> Jira seems so universally hated that it feels like any competition that ticks a few basic needs could start hurting them.
I regularly meet with tech companies in the 2~10 person dev team range and easily 70%+ still use Jira. These co's have the choice of choosing Jira (i.e. it isn't being jammed down on them by a corporate overlord) yet there's still hate? I don't get it.
I'm beginning to think the Jira hate is simply an echo chamber about perceived overhead of project management by IC (mostly engineers), not Jira the actual product. Yes, Jira is complex, but it doesn't have to be. Most dev teams I know just need a tool to organize task intake and allocation. And most smaller ones use Jira because in most cases it'll come batteries included for a dev team.
Part of the issue with Jira is that it's possible to make it incredibly painful.
Stock Jira is not substantially worse than any other bug tracking system, other than being proprietary.
However, Jira is incredibly customizable, and if your organization adds a dozen mandatory custom fields, Jira can become horrific to use.
Workflow customization is one of Jira's selling points, and also one of its biggest dangers.
There's some value in a system that doesn't allow that level of workflow customization, and instead forces everything into a fairly simple and lightweight issue-tracking framework.
I personally am hopeful about this GitHub feature, but I do think there's a real danger of losing usability here.

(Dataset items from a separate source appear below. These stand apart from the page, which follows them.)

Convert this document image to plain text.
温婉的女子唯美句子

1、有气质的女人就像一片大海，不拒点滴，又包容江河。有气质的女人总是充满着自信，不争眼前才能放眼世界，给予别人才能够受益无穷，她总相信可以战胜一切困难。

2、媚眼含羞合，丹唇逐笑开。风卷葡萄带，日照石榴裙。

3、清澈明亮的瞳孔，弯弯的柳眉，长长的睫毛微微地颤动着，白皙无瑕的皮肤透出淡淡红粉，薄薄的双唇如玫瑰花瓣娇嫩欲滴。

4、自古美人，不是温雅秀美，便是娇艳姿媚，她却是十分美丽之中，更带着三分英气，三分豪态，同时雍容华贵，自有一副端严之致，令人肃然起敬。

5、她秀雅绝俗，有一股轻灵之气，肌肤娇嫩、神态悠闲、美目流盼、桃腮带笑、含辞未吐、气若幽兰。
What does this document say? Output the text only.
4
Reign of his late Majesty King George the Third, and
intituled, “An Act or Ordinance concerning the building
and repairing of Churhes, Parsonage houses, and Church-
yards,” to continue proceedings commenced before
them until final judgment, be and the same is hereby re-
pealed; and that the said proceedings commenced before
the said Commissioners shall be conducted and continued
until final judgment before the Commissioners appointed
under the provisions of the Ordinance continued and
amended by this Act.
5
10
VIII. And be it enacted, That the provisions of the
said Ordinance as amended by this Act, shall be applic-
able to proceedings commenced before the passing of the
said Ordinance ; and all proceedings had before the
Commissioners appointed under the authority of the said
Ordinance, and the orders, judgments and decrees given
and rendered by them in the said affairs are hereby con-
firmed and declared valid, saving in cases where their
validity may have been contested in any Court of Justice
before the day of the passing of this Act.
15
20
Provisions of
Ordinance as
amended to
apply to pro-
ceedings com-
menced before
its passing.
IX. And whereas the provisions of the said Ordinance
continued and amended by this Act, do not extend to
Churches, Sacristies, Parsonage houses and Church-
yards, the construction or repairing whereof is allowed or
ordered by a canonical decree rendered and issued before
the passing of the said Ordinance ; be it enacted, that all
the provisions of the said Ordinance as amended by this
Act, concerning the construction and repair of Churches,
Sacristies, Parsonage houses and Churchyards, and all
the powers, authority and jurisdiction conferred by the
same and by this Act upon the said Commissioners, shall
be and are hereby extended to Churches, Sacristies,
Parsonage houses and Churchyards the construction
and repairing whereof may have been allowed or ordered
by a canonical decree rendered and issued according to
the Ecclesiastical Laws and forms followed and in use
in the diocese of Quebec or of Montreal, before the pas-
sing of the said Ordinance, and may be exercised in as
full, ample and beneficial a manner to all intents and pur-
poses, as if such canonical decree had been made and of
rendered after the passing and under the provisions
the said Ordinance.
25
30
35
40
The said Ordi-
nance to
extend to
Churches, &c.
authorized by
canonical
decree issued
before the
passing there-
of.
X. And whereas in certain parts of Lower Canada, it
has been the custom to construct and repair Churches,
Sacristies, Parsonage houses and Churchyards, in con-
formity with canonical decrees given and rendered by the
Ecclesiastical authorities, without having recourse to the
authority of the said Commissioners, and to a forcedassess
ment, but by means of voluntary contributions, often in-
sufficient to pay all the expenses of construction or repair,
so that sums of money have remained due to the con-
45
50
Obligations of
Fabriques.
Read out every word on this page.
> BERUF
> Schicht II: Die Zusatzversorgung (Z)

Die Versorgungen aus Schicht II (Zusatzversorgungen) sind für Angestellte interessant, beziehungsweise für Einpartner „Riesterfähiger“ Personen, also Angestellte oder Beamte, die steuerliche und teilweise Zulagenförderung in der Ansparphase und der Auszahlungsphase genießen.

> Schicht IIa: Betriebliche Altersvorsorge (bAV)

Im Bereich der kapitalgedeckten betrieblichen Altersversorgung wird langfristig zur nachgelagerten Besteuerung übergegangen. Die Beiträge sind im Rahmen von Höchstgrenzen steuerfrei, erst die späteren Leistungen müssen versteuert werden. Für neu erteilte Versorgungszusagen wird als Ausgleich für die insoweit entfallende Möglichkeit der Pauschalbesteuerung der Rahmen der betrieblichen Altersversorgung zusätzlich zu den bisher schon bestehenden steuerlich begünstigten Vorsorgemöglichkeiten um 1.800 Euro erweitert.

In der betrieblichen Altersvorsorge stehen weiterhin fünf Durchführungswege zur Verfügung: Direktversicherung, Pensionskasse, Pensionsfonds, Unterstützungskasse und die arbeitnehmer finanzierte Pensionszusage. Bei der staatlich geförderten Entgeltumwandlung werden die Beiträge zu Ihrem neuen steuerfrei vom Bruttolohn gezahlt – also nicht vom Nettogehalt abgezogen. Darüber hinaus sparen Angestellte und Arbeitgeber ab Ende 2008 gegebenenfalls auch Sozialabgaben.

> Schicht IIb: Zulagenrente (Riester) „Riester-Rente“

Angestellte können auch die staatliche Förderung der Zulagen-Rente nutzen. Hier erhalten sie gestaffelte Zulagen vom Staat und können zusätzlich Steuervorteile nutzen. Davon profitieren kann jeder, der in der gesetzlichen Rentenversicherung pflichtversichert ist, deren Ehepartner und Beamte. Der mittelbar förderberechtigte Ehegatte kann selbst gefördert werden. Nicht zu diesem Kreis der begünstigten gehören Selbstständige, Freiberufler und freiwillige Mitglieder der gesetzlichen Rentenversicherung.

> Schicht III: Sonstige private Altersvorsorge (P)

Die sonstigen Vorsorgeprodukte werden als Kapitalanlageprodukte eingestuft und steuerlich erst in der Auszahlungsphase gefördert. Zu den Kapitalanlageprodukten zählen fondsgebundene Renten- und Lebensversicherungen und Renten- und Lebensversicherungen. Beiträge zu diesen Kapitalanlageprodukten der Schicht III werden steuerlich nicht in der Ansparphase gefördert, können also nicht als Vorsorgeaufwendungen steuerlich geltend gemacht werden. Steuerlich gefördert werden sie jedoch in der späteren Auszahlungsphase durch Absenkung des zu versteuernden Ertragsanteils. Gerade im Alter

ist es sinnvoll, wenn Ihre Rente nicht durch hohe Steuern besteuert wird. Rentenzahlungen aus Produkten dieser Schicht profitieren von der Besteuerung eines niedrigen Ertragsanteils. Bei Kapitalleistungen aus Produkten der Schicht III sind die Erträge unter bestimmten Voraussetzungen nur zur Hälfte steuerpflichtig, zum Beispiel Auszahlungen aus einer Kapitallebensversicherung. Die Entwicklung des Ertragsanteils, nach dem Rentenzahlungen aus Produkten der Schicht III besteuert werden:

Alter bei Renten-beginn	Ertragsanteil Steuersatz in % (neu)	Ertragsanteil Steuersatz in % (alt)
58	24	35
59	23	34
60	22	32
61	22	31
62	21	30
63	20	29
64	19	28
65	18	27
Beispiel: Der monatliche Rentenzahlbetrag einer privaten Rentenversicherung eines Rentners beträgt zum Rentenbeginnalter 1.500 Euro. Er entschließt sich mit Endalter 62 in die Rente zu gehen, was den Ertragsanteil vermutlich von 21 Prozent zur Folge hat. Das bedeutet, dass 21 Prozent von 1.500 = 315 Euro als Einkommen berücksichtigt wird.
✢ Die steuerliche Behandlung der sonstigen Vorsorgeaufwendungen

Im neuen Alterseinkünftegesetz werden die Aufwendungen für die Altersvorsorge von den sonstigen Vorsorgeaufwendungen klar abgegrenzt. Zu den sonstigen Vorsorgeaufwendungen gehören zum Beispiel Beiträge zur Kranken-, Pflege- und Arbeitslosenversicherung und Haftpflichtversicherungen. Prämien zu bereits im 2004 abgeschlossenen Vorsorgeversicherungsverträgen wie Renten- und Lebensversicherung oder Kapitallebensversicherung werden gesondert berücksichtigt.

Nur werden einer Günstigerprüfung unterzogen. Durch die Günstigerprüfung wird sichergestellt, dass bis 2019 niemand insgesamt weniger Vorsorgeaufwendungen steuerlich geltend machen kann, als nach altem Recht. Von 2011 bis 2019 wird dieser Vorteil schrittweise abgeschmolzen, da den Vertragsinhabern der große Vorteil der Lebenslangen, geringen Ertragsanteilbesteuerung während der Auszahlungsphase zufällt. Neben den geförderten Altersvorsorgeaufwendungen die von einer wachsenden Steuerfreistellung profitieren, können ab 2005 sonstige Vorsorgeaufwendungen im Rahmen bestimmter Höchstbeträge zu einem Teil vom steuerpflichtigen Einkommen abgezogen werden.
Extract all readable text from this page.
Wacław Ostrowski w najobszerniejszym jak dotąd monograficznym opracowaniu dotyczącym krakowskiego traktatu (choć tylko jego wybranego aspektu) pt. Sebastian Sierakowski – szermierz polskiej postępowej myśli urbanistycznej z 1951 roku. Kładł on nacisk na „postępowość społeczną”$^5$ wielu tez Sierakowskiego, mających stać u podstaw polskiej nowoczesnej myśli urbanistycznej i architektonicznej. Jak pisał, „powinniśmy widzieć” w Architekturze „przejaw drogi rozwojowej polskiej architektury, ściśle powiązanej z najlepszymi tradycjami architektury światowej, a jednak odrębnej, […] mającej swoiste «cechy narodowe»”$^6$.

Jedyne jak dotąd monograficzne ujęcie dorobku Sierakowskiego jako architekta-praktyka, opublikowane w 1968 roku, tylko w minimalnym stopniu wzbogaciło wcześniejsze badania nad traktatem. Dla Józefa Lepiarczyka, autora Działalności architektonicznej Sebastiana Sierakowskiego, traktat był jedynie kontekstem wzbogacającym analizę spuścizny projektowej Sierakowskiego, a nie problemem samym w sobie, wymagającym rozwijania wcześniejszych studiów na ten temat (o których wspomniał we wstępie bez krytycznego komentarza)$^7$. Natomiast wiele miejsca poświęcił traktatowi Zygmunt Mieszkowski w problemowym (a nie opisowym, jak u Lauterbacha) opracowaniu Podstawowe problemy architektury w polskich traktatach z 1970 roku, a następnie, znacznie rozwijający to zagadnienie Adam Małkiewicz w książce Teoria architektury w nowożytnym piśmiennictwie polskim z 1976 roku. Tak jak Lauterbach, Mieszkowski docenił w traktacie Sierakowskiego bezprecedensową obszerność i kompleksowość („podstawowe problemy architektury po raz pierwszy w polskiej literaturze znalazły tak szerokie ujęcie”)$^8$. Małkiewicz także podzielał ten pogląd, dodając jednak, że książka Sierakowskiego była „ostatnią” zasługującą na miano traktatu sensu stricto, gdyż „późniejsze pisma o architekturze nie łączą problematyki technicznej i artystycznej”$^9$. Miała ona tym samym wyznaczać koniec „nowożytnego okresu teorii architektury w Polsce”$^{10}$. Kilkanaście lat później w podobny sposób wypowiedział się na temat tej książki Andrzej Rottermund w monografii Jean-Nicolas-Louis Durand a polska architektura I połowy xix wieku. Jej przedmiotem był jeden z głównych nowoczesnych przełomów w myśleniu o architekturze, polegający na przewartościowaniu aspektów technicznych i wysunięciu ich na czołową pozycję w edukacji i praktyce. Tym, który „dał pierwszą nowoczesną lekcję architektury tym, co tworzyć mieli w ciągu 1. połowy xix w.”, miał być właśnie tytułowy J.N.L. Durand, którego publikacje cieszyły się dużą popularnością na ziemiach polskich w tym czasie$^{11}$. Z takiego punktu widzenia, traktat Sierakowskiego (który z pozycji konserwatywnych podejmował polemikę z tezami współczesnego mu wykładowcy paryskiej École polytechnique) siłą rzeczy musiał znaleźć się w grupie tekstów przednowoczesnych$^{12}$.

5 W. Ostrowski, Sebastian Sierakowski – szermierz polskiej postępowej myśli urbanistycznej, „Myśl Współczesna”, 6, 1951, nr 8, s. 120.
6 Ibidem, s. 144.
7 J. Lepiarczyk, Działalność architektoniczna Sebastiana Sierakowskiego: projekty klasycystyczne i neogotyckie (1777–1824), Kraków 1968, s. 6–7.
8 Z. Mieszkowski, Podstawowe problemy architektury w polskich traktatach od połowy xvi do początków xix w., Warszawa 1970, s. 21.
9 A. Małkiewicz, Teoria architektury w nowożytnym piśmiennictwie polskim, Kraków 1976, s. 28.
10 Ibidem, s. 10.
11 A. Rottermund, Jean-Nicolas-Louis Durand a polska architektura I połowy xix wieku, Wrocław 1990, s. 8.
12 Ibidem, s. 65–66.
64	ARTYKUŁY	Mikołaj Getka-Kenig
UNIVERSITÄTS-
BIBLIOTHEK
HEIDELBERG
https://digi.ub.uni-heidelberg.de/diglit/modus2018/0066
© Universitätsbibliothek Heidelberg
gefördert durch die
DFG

I use Jira with 300+ users for both software and non software projects. I don't love it for either but I don't hate it enough to move. Any tool that offered 1:1 feature parity and a full migration, would only need something as simple as slightly cheaper or faster for me to move. IMO the administration is a pain even for simple things.
I've also been on Jira for at least 4 years now and the development is just sad... New UI stuff wasn't "better" just different. Pages are still slow if not slower. Reporting is abysmal; we use the API to pull pretty much all data into a database and report from that. The one tool our team's universally loved was canned– a browser extension that allowed you to screenshot and open ticket with things like browser info and URL already in the ticket. We even tried to modify the extension to put metadata from within our application (didn't work and product was sunset anyway).
My outlook is that developers will move towards something like Jetbrain's issue product or maybe even GitHub issues someday. Support teams will move towards a more dedicated support style system like zendesk or a custom solution around twilio. And for non dev projects, I hope better tools come up... Microsoft project seems to still be a leader in my industry, and also seems to be universally hated amongst my teams.
I am relatively new to this, completed one year at my job a while back. But I find Jira isn’t that bad. My teams have used Kanban boards to track stuff and I find it quite helpful. Sure, I forget to update my tickets every once in a while but it is a good tool IMO. So can you explain what you meant when you said the new UI isn’t better?
A few years back they started moving to a new UI that is visually a bit better but functionally I find slower to get to what i need. I also find the load times to be extremely frustrating, not sure if that’s related to new UI.
compare this experience to trello or github issues and you’ll see the other end of the spectrum. obviously jira does way more
enterprise related features than those two.
We used Jira at a small tech company 10 years ago and I actually kind of liked it. At the time, it was the best out of a bunch of mediocre (affordable) options. It offered nice integration with our mercurial BitBucket repos and that code review tool they had (forgot the name). We just used a simple workflow, and it was overkill for what we used it for, but it worked fairly smoothly.
Haven't used it since though.
We tried to self-host initially, and our server with "only" 4G of memory (remember, this was 10 year ago, and was a respectable amount for a small office server) couldn't handle it; it was super-slow even with just a few people. lol? None of us were Java peeps and didn't really know how to tweak the JVM thing. We ended up just using the hosted option, which wasn't that expensive anyway (certainly cheaper than having a dev spend a day on this).
This aligns with my experience talking to lots of small startups of this size. It amazes me that 2-man shops use Jira, but they do, because they know it from their previous jobs and don't want to bother finding/learning a new thing. We also run across Trello and Asana a lot.
I regularly meet with tech companies in the 2~10 person dev team range and easily 70%+ still use Jira. These co's have the choice of choosing Jira (i.e. it isn't being jammed down on them by a corporate overlord) yet there's still hate? I don't get it.
I'm beginning to think the Jira hate is simply an echo chamber about perceived overhead of project management by IC (mostly engineers), not Jira the actual product. Yes, Jira is complex, but it doesn't have to be. Most dev teams I know just need a tool to organize task intake and allocation. And most smaller ones use Jira because in most cases it'll come batteries included for a dev team.